Saturday, August 7, 2010

Musings on II Kings 17

For my weekly quiet time this week, I studied II Kings 17, which is about the fall of Northern Israel to the Assyrians. The fall occurred under King Hoshea of Northern Israel.

In the late eighth century B.C.E., Hoshea stopped paying tribute to Shalmaneser, the King of Assyria, and sought to form an alliance with Egypt, which naturally upset Shalmanesar. Consequently, Assyria decimated Northern Israel, exiled Northern Israelites to Mesopotamia and beyond, and replaced Northern Israelites in Palestine with foreigners. The foreigners brought gods of their own nations with them, but Assyria encouraged them to worship the God of Israel as well. Some have suggested that the Assyrians were trying to prevent these foreigners (and the remaining Israelites in Palestine) from developing nationalistic sentiments. What better way was there for the Assyrians to do this than to confuse their religions through syncretism, detaching them from a full commitment to their national customs?

II Kings 17 looks beyond geo-political explanations for the fall of Israel and the foreigners’ embrace of Yahwism, however. It attributes the fall of Northern Israel to her idolatry—her religious practices that the God of Israel had forbidden. And it holds that the foreigners embraced a form of Yahwism because God was punishing them with lions, prompting them to inquire how the God of the land wanted to be worshipped. Even when God’s people are falling and going into exile, God is bringing attention to his own power and glory—before idolatrous foreigners and the conquering Assyrians!

V 2 makes the puzzling statement that Hoshea the king of Israel was not as bad as the Israelite kings who came before him. And yet, it was during his reign that God chose to bring Northern Israel down. Josephus seems to ignore II Kings 17:2, asserting that Hoshea was a wicked man who despised the worship of God (Antiquities 9:238). The eleventh century Jewish commentator Rashi, drawing from rabbinic traditions, states that Hoshea was allowing Northern Israelites to worship in Jerusalem, a practice that had been forbidden since the days of King Jeroboam. Moreover, according to Rashi, Jeroboam’s golden calves were gone by the time of Hoshea, for one had been taken by the Syrians when they invaded and plundered Dan (I Kings 15:20), and the other had been removed by the Assyrians, in fulfillment of the prophecy in Hosea 10:6.

Under Hoshea, the Northern Israelites could go to Jerusalem to worship, and they didn’t have the golden calves to cause them to stumble. But did they do the right thing? By and large, no. If II Chronicles 30:5-11 is about the time before the fall of Northern Israel (depending on how one interprets v 6), then most Northern Israelites under Hoshea laughed at the invitation by King Hezekiah of Judah to celebrate the Passover in Jerusalem (though a few Northern Israelites did go). According to Rashi, the Northern Israelites could no longer blame their king for their wickedness, for King Hoshea was not as bad as his predecessors. Hoshea gave them the chance to do the right thing, and they did not take it. Jeroboam may have influenced them to sin when he set Northern Israel on the path of apostasy, but they embraced the sin (II Kings 17:21-22). Under Hoshea, they only had themselves to blame.

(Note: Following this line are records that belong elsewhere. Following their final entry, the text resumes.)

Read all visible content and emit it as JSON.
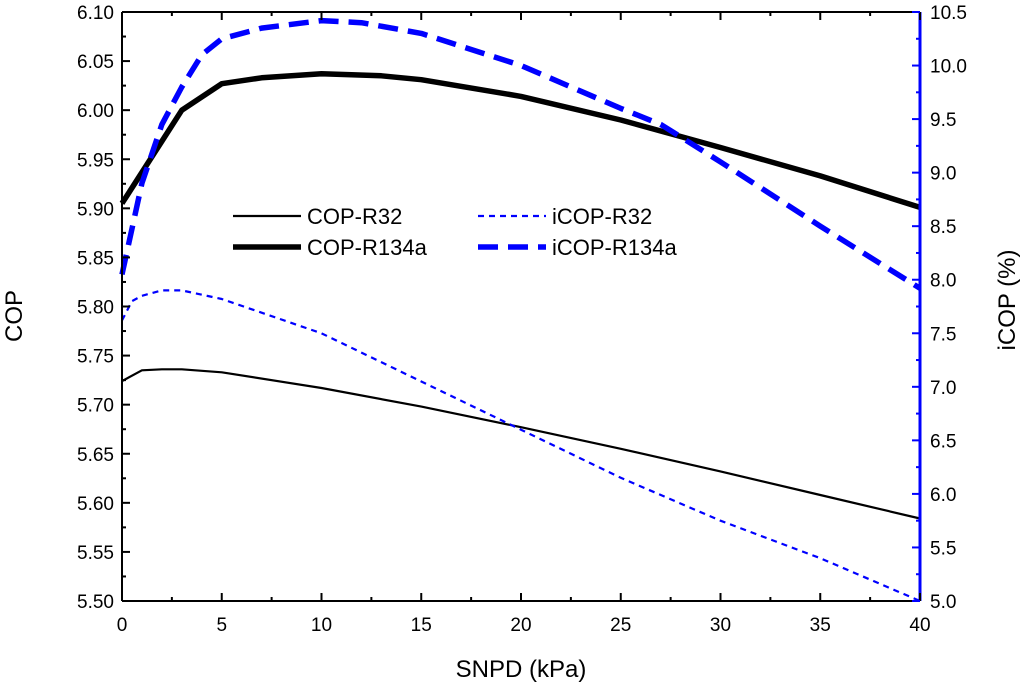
{
  "chart_data": {
    "type": "line",
    "xlabel": "SNPD (kPa)",
    "ylabel_left": "COP",
    "ylabel_right": "iCOP (%)",
    "xlim": [
      0,
      40
    ],
    "ylim_left": [
      5.5,
      6.1
    ],
    "ylim_right": [
      5.0,
      10.5
    ],
    "x_ticks": [
      "0",
      "5",
      "10",
      "15",
      "20",
      "25",
      "30",
      "35",
      "40"
    ],
    "y_left_ticks": [
      "5.50",
      "5.55",
      "5.60",
      "5.65",
      "5.70",
      "5.75",
      "5.80",
      "5.85",
      "5.90",
      "5.95",
      "6.00",
      "6.05",
      "6.10"
    ],
    "y_right_ticks": [
      "5.0",
      "5.5",
      "6.0",
      "6.5",
      "7.0",
      "7.5",
      "8.0",
      "8.5",
      "9.0",
      "9.5",
      "10.0",
      "10.5"
    ],
    "grid": false,
    "legend_position": "center-left",
    "right_axis_color": "#0000ff",
    "series": [
      {
        "name": "COP-R32",
        "axis": "left",
        "color": "#000000",
        "style": "solid-thin",
        "x": [
          0,
          1,
          2,
          3,
          5,
          10,
          15,
          20,
          25,
          30,
          35,
          40
        ],
        "y": [
          5.724,
          5.735,
          5.736,
          5.736,
          5.733,
          5.717,
          5.698,
          5.677,
          5.655,
          5.632,
          5.608,
          5.584
        ]
      },
      {
        "name": "COP-R134a",
        "axis": "left",
        "color": "#000000",
        "style": "solid-thick",
        "x": [
          0,
          3,
          5,
          7,
          10,
          13,
          15,
          20,
          25,
          30,
          35,
          40
        ],
        "y": [
          5.905,
          6.0,
          6.027,
          6.033,
          6.037,
          6.035,
          6.031,
          6.014,
          5.99,
          5.962,
          5.933,
          5.901
        ]
      },
      {
        "name": "iCOP-R32",
        "axis": "right",
        "color": "#0000ff",
        "style": "dashed-thin",
        "x": [
          0,
          0.5,
          1,
          2,
          3,
          5,
          10,
          15,
          20,
          25,
          30,
          35,
          40
        ],
        "y": [
          7.62,
          7.8,
          7.85,
          7.9,
          7.9,
          7.82,
          7.5,
          7.05,
          6.6,
          6.15,
          5.75,
          5.4,
          5.0
        ]
      },
      {
        "name": "iCOP-R134a",
        "axis": "right",
        "color": "#0000ff",
        "style": "dashed-thick",
        "x": [
          0,
          1,
          2,
          3,
          4,
          5,
          7,
          10,
          12,
          15,
          20,
          25,
          27,
          30,
          35,
          40
        ],
        "y": [
          8.05,
          8.9,
          9.45,
          9.8,
          10.1,
          10.25,
          10.35,
          10.42,
          10.4,
          10.3,
          10.0,
          9.6,
          9.45,
          9.1,
          8.5,
          7.92
        ]
      }
    ]
  }
}
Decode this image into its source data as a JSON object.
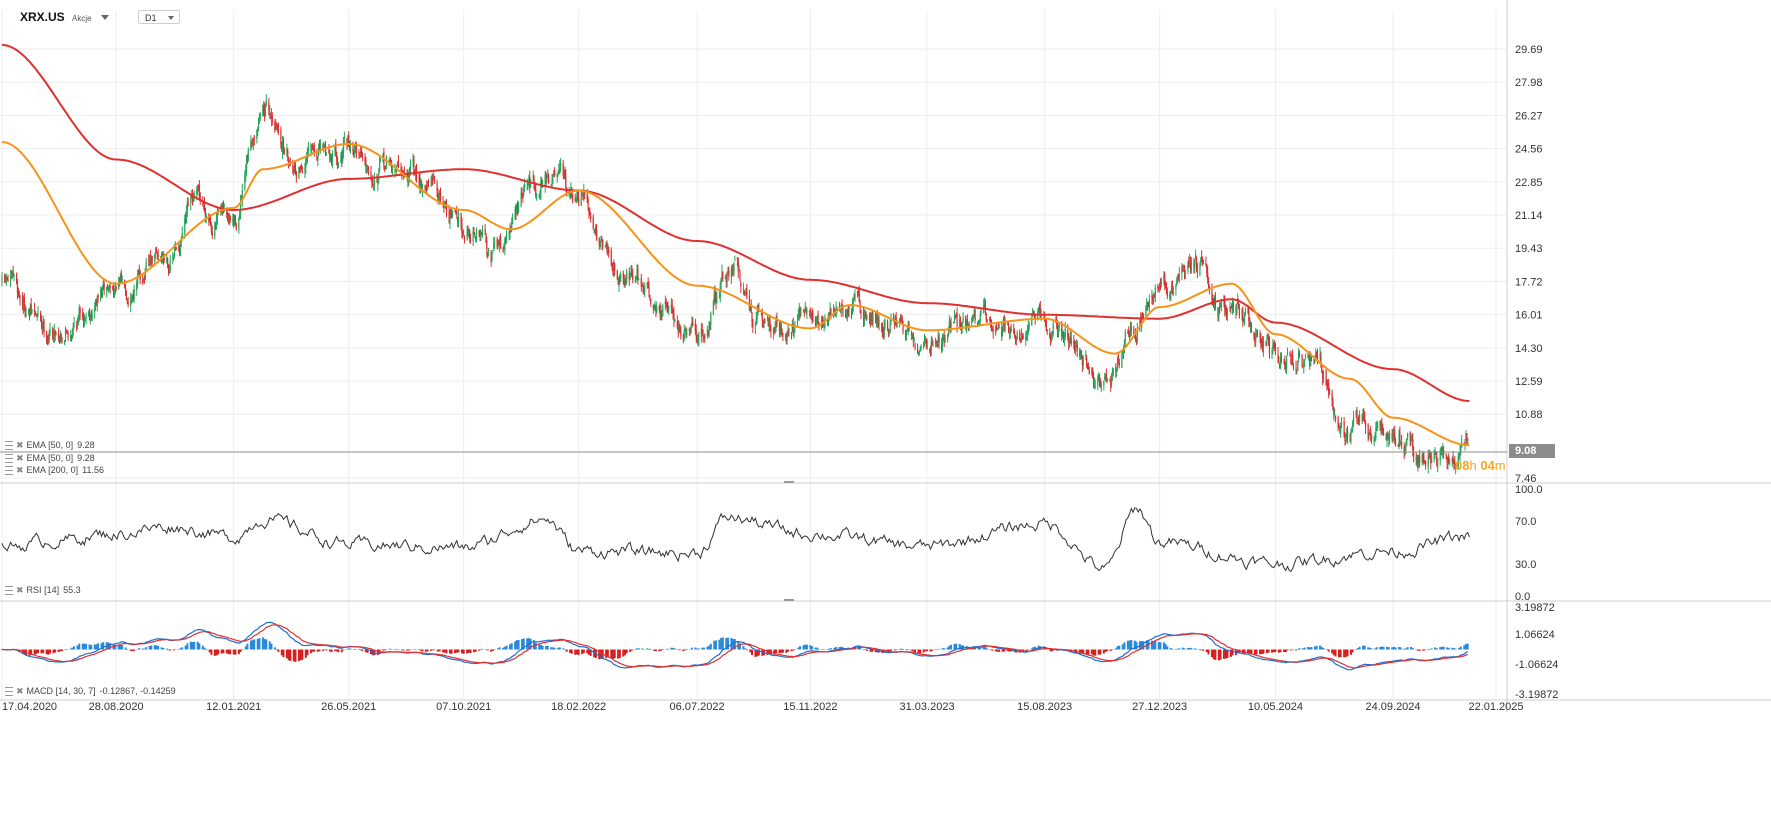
{
  "header": {
    "symbol": "XRX.US",
    "instrument_type": "Akcje",
    "timeframe": "D1"
  },
  "price_label": "9.08",
  "countdown": {
    "hours": "08",
    "hours_unit": "h",
    "minutes": "04",
    "minutes_unit": "m"
  },
  "indicators": {
    "ema_a": {
      "name": "EMA",
      "params": "[50, 0]",
      "value": "9.28",
      "color": "#f7931a"
    },
    "ema_b": {
      "name": "EMA",
      "params": "[50, 0]",
      "value": "9.28",
      "color": "#f7931a"
    },
    "ema_c": {
      "name": "EMA",
      "params": "[200, 0]",
      "value": "11.56",
      "color": "#e03030"
    },
    "rsi": {
      "name": "RSI",
      "params": "[14]",
      "value": "55.3"
    },
    "macd": {
      "name": "MACD",
      "params": "[14, 30, 7]",
      "value1": "-0.12867",
      "value2": "-0.14259"
    }
  },
  "colors": {
    "bull": "#26a65b",
    "bear": "#d63031",
    "ema50": "#f7931a",
    "ema200": "#e03030",
    "rsi": "#333333",
    "macd_line": "#1f6fd1",
    "signal_line": "#e03030",
    "hist_pos": "#2a8ad8",
    "hist_neg": "#d62020",
    "price_line": "#8c8c8c"
  },
  "chart_data": [
    {
      "type": "candlestick",
      "title": "XRX.US",
      "price_axis_ticks": [
        "29.69",
        "27.98",
        "26.27",
        "24.56",
        "22.85",
        "21.14",
        "19.43",
        "17.72",
        "16.01",
        "14.30",
        "12.59",
        "10.88",
        "7.46"
      ],
      "ylim": [
        7.46,
        29.69
      ],
      "date_ticks": [
        "17.04.2020",
        "28.08.2020",
        "12.01.2021",
        "26.05.2021",
        "07.10.2021",
        "18.02.2022",
        "06.07.2022",
        "15.11.2022",
        "31.03.2023",
        "15.08.2023",
        "27.12.2023",
        "10.05.2024",
        "24.09.2024",
        "22.01.2025"
      ],
      "last_price": 9.08,
      "approx_close_path": [
        [
          "17.04.2020",
          17.6
        ],
        [
          "15.06.2020",
          15.2
        ],
        [
          "28.08.2020",
          17.3
        ],
        [
          "30.10.2020",
          19.0
        ],
        [
          "30.11.2020",
          21.5
        ],
        [
          "12.01.2021",
          20.5
        ],
        [
          "15.02.2021",
          26.8
        ],
        [
          "26.03.2021",
          24.0
        ],
        [
          "26.05.2021",
          24.6
        ],
        [
          "10.07.2021",
          23.6
        ],
        [
          "20.08.2021",
          23.0
        ],
        [
          "07.10.2021",
          20.8
        ],
        [
          "15.11.2021",
          19.5
        ],
        [
          "25.12.2021",
          22.5
        ],
        [
          "10.01.2022",
          23.4
        ],
        [
          "18.02.2022",
          21.5
        ],
        [
          "20.04.2022",
          18.2
        ],
        [
          "01.06.2022",
          16.2
        ],
        [
          "06.07.2022",
          14.5
        ],
        [
          "15.08.2022",
          18.5
        ],
        [
          "20.09.2022",
          15.5
        ],
        [
          "15.11.2022",
          15.6
        ],
        [
          "31.12.2022",
          16.4
        ],
        [
          "31.03.2023",
          14.8
        ],
        [
          "01.06.2023",
          15.6
        ],
        [
          "15.08.2023",
          15.4
        ],
        [
          "25.10.2023",
          12.6
        ],
        [
          "01.12.2023",
          15.5
        ],
        [
          "27.12.2023",
          17.3
        ],
        [
          "10.02.2024",
          18.2
        ],
        [
          "20.03.2024",
          16.4
        ],
        [
          "10.05.2024",
          13.8
        ],
        [
          "25.06.2024",
          13.6
        ],
        [
          "05.08.2024",
          10.2
        ],
        [
          "24.09.2024",
          9.9
        ],
        [
          "15.11.2024",
          8.4
        ],
        [
          "05.12.2024",
          8.9
        ],
        [
          "22.12.2024",
          9.08
        ]
      ],
      "series": [
        {
          "name": "EMA [50, 0]",
          "last": 9.28,
          "approx": [
            [
              "17.04.2020",
              24.9
            ],
            [
              "28.08.2020",
              17.6
            ],
            [
              "12.01.2021",
              21.5
            ],
            [
              "15.02.2021",
              23.5
            ],
            [
              "26.05.2021",
              24.8
            ],
            [
              "07.10.2021",
              21.4
            ],
            [
              "01.12.2021",
              20.4
            ],
            [
              "18.02.2022",
              22.4
            ],
            [
              "06.07.2022",
              17.5
            ],
            [
              "15.11.2022",
              15.3
            ],
            [
              "31.12.2022",
              16.5
            ],
            [
              "31.03.2023",
              15.2
            ],
            [
              "15.08.2023",
              15.8
            ],
            [
              "05.11.2023",
              14.0
            ],
            [
              "27.12.2023",
              16.4
            ],
            [
              "20.03.2024",
              17.6
            ],
            [
              "10.05.2024",
              15.0
            ],
            [
              "05.08.2024",
              12.7
            ],
            [
              "24.09.2024",
              10.7
            ],
            [
              "22.12.2024",
              9.28
            ]
          ]
        },
        {
          "name": "EMA [200, 0]",
          "last": 11.56,
          "approx": [
            [
              "17.04.2020",
              29.9
            ],
            [
              "28.08.2020",
              24.0
            ],
            [
              "12.01.2021",
              21.4
            ],
            [
              "26.05.2021",
              23.0
            ],
            [
              "07.10.2021",
              23.5
            ],
            [
              "18.02.2022",
              22.4
            ],
            [
              "06.07.2022",
              19.8
            ],
            [
              "15.11.2022",
              17.8
            ],
            [
              "31.03.2023",
              16.6
            ],
            [
              "15.08.2023",
              16.0
            ],
            [
              "27.12.2023",
              15.8
            ],
            [
              "20.03.2024",
              16.8
            ],
            [
              "10.05.2024",
              15.6
            ],
            [
              "24.09.2024",
              13.2
            ],
            [
              "22.12.2024",
              11.56
            ]
          ]
        }
      ]
    },
    {
      "type": "line",
      "title": "RSI [14]",
      "y_ticks": [
        "100.0",
        "70.0",
        "30.0",
        "0.0"
      ],
      "ylim": [
        0,
        100
      ],
      "last": 55.3,
      "approx": [
        [
          "17.04.2020",
          45
        ],
        [
          "15.06.2020",
          52
        ],
        [
          "28.08.2020",
          58
        ],
        [
          "30.10.2020",
          65
        ],
        [
          "12.01.2021",
          55
        ],
        [
          "15.02.2021",
          72
        ],
        [
          "26.05.2021",
          48
        ],
        [
          "07.10.2021",
          45
        ],
        [
          "10.01.2022",
          72
        ],
        [
          "18.02.2022",
          42
        ],
        [
          "06.07.2022",
          40
        ],
        [
          "10.08.2022",
          73
        ],
        [
          "15.11.2022",
          58
        ],
        [
          "31.03.2023",
          46
        ],
        [
          "15.08.2023",
          68
        ],
        [
          "25.10.2023",
          25
        ],
        [
          "01.12.2023",
          82
        ],
        [
          "27.12.2023",
          50
        ],
        [
          "10.05.2024",
          30
        ],
        [
          "24.09.2024",
          42
        ],
        [
          "22.12.2024",
          55.3
        ]
      ]
    },
    {
      "type": "line",
      "title": "MACD [14, 30, 7]",
      "y_ticks": [
        "3.19872",
        "1.06624",
        "-1.06624",
        "-3.19872"
      ],
      "ylim": [
        -3.19872,
        3.19872
      ],
      "series": [
        {
          "name": "MACD",
          "last": -0.12867
        },
        {
          "name": "Signal",
          "last": -0.14259
        }
      ]
    }
  ]
}
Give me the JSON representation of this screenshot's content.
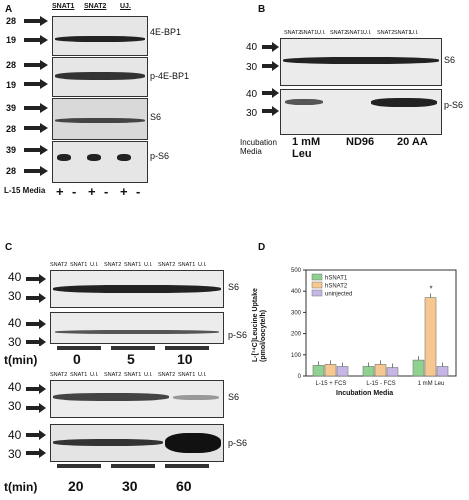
{
  "panels": {
    "a": {
      "letter": "A",
      "groups": [
        "SNAT1",
        "SNAT2",
        "UJ."
      ],
      "blots": [
        {
          "name": "4E-BP1",
          "mw": [
            "28",
            "19"
          ]
        },
        {
          "name": "p-4E-BP1",
          "mw": [
            "28",
            "19"
          ]
        },
        {
          "name": "S6",
          "mw": [
            "39",
            "28"
          ]
        },
        {
          "name": "p-S6",
          "mw": [
            "39",
            "28"
          ]
        }
      ],
      "media_label": "L-15 Media",
      "signs": [
        "+",
        "-",
        "+",
        "-",
        "+",
        "-"
      ]
    },
    "b": {
      "letter": "B",
      "lanes": [
        "SNAT2",
        "SNAT1",
        "U.I.",
        "SNAT2",
        "SNAT1",
        "U.I.",
        "SNAT2",
        "SNAT1",
        "U.I."
      ],
      "blots": [
        {
          "name": "S6",
          "mw": [
            "40",
            "30"
          ]
        },
        {
          "name": "p-S6",
          "mw": [
            "40",
            "30"
          ]
        }
      ],
      "media_label": [
        "Incubation",
        "Media"
      ],
      "conditions": [
        [
          "1 mM",
          "Leu"
        ],
        [
          "ND96"
        ],
        [
          "20 AA"
        ]
      ]
    },
    "c": {
      "letter": "C",
      "lanes": [
        "SNAT2",
        "SNAT1",
        "U.I.",
        "SNAT2",
        "SNAT1",
        "U.I.",
        "SNAT2",
        "SNAT1",
        "U.I."
      ],
      "top_blots": [
        {
          "name": "S6",
          "mw": [
            "40",
            "30"
          ]
        },
        {
          "name": "p-S6",
          "mw": [
            "40",
            "30"
          ]
        }
      ],
      "top_times": [
        "0",
        "5",
        "10"
      ],
      "bottom_blots": [
        {
          "name": "S6",
          "mw": [
            "40",
            "30"
          ]
        },
        {
          "name": "p-S6",
          "mw": [
            "40",
            "30"
          ]
        }
      ],
      "bottom_times": [
        "20",
        "30",
        "60"
      ],
      "time_label": "t(min)"
    },
    "d": {
      "letter": "D",
      "ylabel": [
        "L-[¹⁴C]Leucine Uptake",
        "(pmol/oocyte/h)"
      ],
      "xlabel": "Incubation Media",
      "yticks": [
        "0",
        "100",
        "200",
        "300",
        "400",
        "500"
      ],
      "legend": [
        {
          "name": "hSNAT1",
          "color": "#8fd18f"
        },
        {
          "name": "hSNAT2",
          "color": "#f6c890"
        },
        {
          "name": "uninjected",
          "color": "#c6b6e6"
        }
      ],
      "star": "*"
    }
  },
  "chart_data": {
    "type": "bar",
    "title": "",
    "xlabel": "Incubation Media",
    "ylabel": "L-[14C]Leucine Uptake (pmol/oocyte/h)",
    "ylim": [
      0,
      500
    ],
    "categories": [
      "L-15 + FCS",
      "L-15 - FCS",
      "1 mM Leu"
    ],
    "series": [
      {
        "name": "hSNAT1",
        "values": [
          50,
          45,
          75
        ],
        "color": "#8fd18f"
      },
      {
        "name": "hSNAT2",
        "values": [
          55,
          55,
          370
        ],
        "color": "#f6c890"
      },
      {
        "name": "uninjected",
        "values": [
          45,
          40,
          45
        ],
        "color": "#c6b6e6"
      }
    ],
    "legend_position": "top-left"
  }
}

To be honest, I wish that I could identify more with the Deuteronomist whose hand is so heavy in II Kings. Northern Israel fell because of her incorrect worship. Personally, as an American who likes religious pluralism, and as a person who seeks spirituality yet is uncomfortable with rigid conservative Christianity, I don’t feel all that cozy inside about Northern Israel falling because she worshipped other gods, or failed to worship the LORD in a certain location.

At the same time, I can understand that Israel had a covenant with God, and so she was breaking a solemn promise through her apostasy. (What’s interesting, however, is that II Kings 17:34ff. appears to hold the foreigners in Palestine to the same standard to which God held Israel, for why else would the passage care about the Samaritans’ worship practices? And yet, God shows more latitude to the foreigners, for he ceases his wrath against them once they are instructed by a Northern Israelite priest—a representative of the very cult that the Deuteronomist condemns. Plus, God doesn’t punish the foreigners for their syncretism.) Also, God was upholding a certain humanitarianism when he condemned the Israelites for passing their children through fire, which can be construed as human sacrifice.